Nov 13, 2015

Crimean Tatars: Ukrainian Parliament Recognizes 1944 Genocide


On 12 November 2015, 245 Ukrainian MPs voted to recognize the 1944 mass deportation of 200,000 Crimean Tatars as a genocide. Tens of thousands died of exposure, disease, and starvation in the traumatic forced migration from their homeland to Central Asia. The event will be commemorated annually on 18 May.

Read the full article, published by Ukraine Today, below:

Mass deportation of Crimean Tatars from their homeland in 1944 was genocide.
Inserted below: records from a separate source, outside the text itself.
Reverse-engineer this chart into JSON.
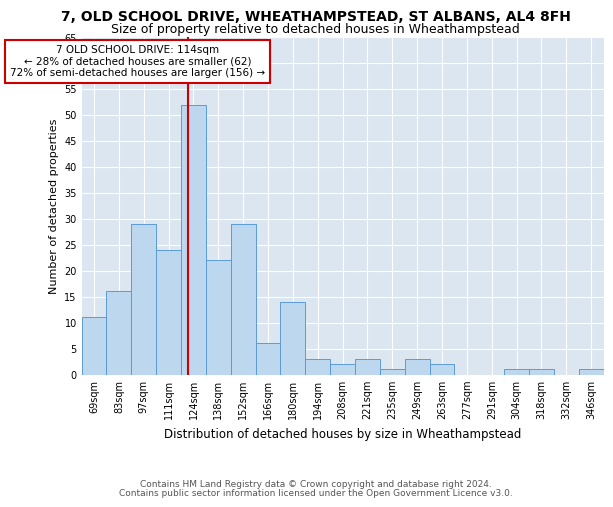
{
  "title1": "7, OLD SCHOOL DRIVE, WHEATHAMPSTEAD, ST ALBANS, AL4 8FH",
  "title2": "Size of property relative to detached houses in Wheathampstead",
  "xlabel": "Distribution of detached houses by size in Wheathampstead",
  "ylabel": "Number of detached properties",
  "categories": [
    "69sqm",
    "83sqm",
    "97sqm",
    "111sqm",
    "124sqm",
    "138sqm",
    "152sqm",
    "166sqm",
    "180sqm",
    "194sqm",
    "208sqm",
    "221sqm",
    "235sqm",
    "249sqm",
    "263sqm",
    "277sqm",
    "291sqm",
    "304sqm",
    "318sqm",
    "332sqm",
    "346sqm"
  ],
  "values": [
    11,
    16,
    29,
    24,
    52,
    22,
    29,
    6,
    14,
    3,
    2,
    3,
    1,
    3,
    2,
    0,
    0,
    1,
    1,
    0,
    1
  ],
  "bar_color": "#bdd7ee",
  "bar_edge_color": "#5b9bd5",
  "vline_position": 3.77,
  "vline_color": "#cc0000",
  "annotation_title": "7 OLD SCHOOL DRIVE: 114sqm",
  "annotation_line1": "← 28% of detached houses are smaller (62)",
  "annotation_line2": "72% of semi-detached houses are larger (156) →",
  "annotation_box_color": "#ffffff",
  "annotation_box_edge": "#cc0000",
  "ylim": [
    0,
    65
  ],
  "yticks": [
    0,
    5,
    10,
    15,
    20,
    25,
    30,
    35,
    40,
    45,
    50,
    55,
    60,
    65
  ],
  "plot_bg_color": "#dce6f1",
  "footer1": "Contains HM Land Registry data © Crown copyright and database right 2024.",
  "footer2": "Contains public sector information licensed under the Open Government Licence v3.0.",
  "title1_fontsize": 10,
  "title2_fontsize": 9,
  "xlabel_fontsize": 8.5,
  "ylabel_fontsize": 8,
  "tick_fontsize": 7,
  "annot_fontsize": 7.5,
  "footer_fontsize": 6.5
}
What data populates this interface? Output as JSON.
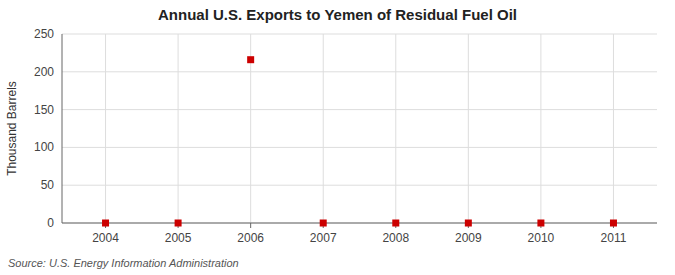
{
  "chart_data": {
    "type": "scatter",
    "title": "Annual U.S. Exports to Yemen of Residual Fuel Oil",
    "y_label": "Thousand Barrels",
    "source": "Source: U.S. Energy Information Administration",
    "x": [
      2004,
      2005,
      2006,
      2007,
      2008,
      2009,
      2010,
      2011
    ],
    "values": [
      0,
      0,
      216,
      0,
      0,
      0,
      0,
      0
    ],
    "color": "#cc0000",
    "marker": "square",
    "xlim": [
      2003.4,
      2011.6
    ],
    "xticks": [
      2004,
      2005,
      2006,
      2007,
      2008,
      2009,
      2010,
      2011
    ],
    "ylim": [
      0,
      250
    ],
    "yticks": [
      0,
      50,
      100,
      150,
      200,
      250
    ],
    "grid": true
  }
}
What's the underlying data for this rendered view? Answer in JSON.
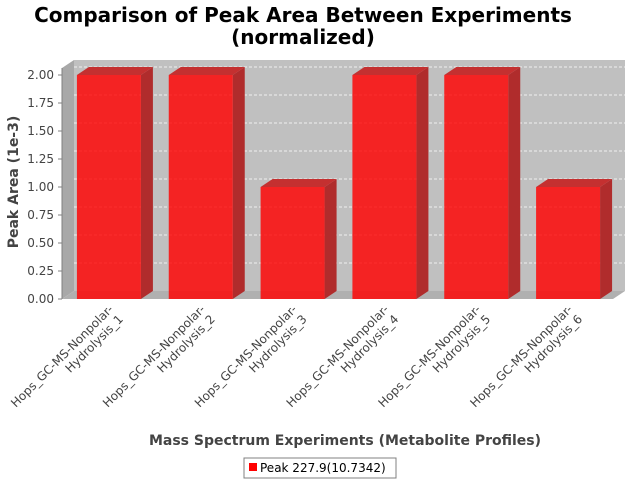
{
  "chart_data": {
    "type": "bar",
    "title": "Comparison of Peak Area Between Experiments (normalized)",
    "title_lines": [
      "Comparison of Peak Area Between Experiments",
      "(normalized)"
    ],
    "xlabel": "Mass Spectrum Experiments (Metabolite Profiles)",
    "ylabel": "Peak Area (1e-3)",
    "ylim": [
      0,
      2.0
    ],
    "yticks": [
      "0.00",
      "0.25",
      "0.50",
      "0.75",
      "1.00",
      "1.25",
      "1.50",
      "1.75",
      "2.00"
    ],
    "categories": [
      "Hops_GC-MS-Nonpolar-Hydrolysis_1",
      "Hops_GC-MS-Nonpolar-Hydrolysis_2",
      "Hops_GC-MS-Nonpolar-Hydrolysis_3",
      "Hops_GC-MS-Nonpolar-Hydrolysis_4",
      "Hops_GC-MS-Nonpolar-Hydrolysis_5",
      "Hops_GC-MS-Nonpolar-Hydrolysis_6"
    ],
    "category_lines": [
      [
        "Hops_GC-MS-Nonpolar-",
        "Hydrolysis_1"
      ],
      [
        "Hops_GC-MS-Nonpolar-",
        "Hydrolysis_2"
      ],
      [
        "Hops_GC-MS-Nonpolar-",
        "Hydrolysis_3"
      ],
      [
        "Hops_GC-MS-Nonpolar-",
        "Hydrolysis_4"
      ],
      [
        "Hops_GC-MS-Nonpolar-",
        "Hydrolysis_5"
      ],
      [
        "Hops_GC-MS-Nonpolar-",
        "Hydrolysis_6"
      ]
    ],
    "series": [
      {
        "name": "Peak 227.9(10.7342)",
        "values": [
          2.0,
          2.0,
          1.0,
          2.0,
          2.0,
          1.0
        ],
        "color": "#ff0000"
      }
    ],
    "grid": true,
    "legend": "bottom-center"
  }
}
That is according to a resolution of the Ukrainian parliament, which was supported on Thursday [12 November 2015] by 245 MPs present in the session hall.

A Day of Remembrance of the victims of genocide of the Crimean Tatar people will be held annually on May 18.
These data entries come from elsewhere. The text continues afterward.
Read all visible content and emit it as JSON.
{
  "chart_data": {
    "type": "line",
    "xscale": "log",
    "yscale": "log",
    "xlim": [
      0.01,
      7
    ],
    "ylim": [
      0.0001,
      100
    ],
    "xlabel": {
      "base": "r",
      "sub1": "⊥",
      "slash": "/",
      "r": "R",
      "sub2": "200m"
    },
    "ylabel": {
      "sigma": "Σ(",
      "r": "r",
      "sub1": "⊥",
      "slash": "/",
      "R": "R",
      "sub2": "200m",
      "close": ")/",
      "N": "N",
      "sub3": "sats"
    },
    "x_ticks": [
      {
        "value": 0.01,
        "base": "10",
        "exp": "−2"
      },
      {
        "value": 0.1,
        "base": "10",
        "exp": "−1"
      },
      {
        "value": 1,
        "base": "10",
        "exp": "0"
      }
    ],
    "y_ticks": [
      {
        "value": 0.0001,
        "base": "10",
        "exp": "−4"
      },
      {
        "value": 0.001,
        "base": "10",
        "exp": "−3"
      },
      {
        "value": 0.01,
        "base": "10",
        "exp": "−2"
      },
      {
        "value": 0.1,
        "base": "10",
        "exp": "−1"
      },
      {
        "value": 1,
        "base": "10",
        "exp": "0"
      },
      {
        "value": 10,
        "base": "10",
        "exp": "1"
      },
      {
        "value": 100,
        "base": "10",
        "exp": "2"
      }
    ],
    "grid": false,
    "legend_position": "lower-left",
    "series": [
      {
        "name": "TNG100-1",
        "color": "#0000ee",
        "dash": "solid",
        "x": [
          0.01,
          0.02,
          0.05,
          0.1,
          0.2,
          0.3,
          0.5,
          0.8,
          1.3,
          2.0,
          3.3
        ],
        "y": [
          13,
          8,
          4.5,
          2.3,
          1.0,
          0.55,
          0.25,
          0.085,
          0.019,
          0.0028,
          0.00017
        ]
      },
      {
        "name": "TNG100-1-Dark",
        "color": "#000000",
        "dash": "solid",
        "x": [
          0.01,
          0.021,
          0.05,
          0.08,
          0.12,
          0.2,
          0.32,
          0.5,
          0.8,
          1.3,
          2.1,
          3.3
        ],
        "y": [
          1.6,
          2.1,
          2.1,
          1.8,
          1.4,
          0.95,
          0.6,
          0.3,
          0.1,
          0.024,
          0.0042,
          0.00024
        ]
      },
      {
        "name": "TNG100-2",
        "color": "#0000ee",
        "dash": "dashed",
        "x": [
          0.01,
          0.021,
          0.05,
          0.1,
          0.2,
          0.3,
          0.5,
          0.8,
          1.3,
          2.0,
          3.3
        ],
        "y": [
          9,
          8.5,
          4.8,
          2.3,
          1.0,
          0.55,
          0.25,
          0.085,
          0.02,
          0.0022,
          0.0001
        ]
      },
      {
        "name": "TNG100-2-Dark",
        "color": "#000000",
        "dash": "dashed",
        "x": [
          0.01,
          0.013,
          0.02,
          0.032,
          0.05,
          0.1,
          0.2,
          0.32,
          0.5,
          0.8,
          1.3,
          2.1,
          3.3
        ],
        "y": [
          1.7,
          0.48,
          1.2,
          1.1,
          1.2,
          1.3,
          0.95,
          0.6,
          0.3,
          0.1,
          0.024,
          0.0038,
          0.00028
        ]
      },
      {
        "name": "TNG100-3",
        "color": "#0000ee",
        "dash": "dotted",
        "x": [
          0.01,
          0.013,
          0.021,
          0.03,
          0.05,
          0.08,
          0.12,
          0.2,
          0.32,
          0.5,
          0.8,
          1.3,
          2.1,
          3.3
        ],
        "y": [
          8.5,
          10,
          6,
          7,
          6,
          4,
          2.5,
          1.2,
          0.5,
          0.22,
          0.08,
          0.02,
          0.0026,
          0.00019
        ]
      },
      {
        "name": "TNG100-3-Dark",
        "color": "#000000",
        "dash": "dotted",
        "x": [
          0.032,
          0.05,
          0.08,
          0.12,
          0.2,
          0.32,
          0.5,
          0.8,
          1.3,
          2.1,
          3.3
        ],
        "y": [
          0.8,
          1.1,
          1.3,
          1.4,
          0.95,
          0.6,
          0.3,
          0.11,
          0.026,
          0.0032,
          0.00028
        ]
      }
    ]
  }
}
The resolution was adopted with an amendment suggested by parliamentarian Mykola Kniazhytsky.

The final text of resolution says that "the Verkhovna Rada of Ukraine states that the system pressure on the Crimean Tatar people, the repression of Ukrainian citizens on a national basis, the organization of ethnically and politically motivated prosecutions of the Crimean Tatars on the temporarily occupied territory of Ukraine by the public authorities of the Russian Federation, starting from the date of temporary occupation, are a conscious policy of ethnocide of the Crimean Tatar people."

In May 1944 about 200,000 Crimean Tatars, including women, children, and the elderly, were taken from their homes during the night and loaded on freight trains headed to Central Asia. Nearly half of those deported died from starvation or disease on the way to their final destination.

Crimean Tatars were allowed to return to Crimea following the collapse of the Soviet Union. But following Russia's annexation of the peninsula last year, the group fears being repressed one again – this time, by the Kremlin-appointment authorities in the region.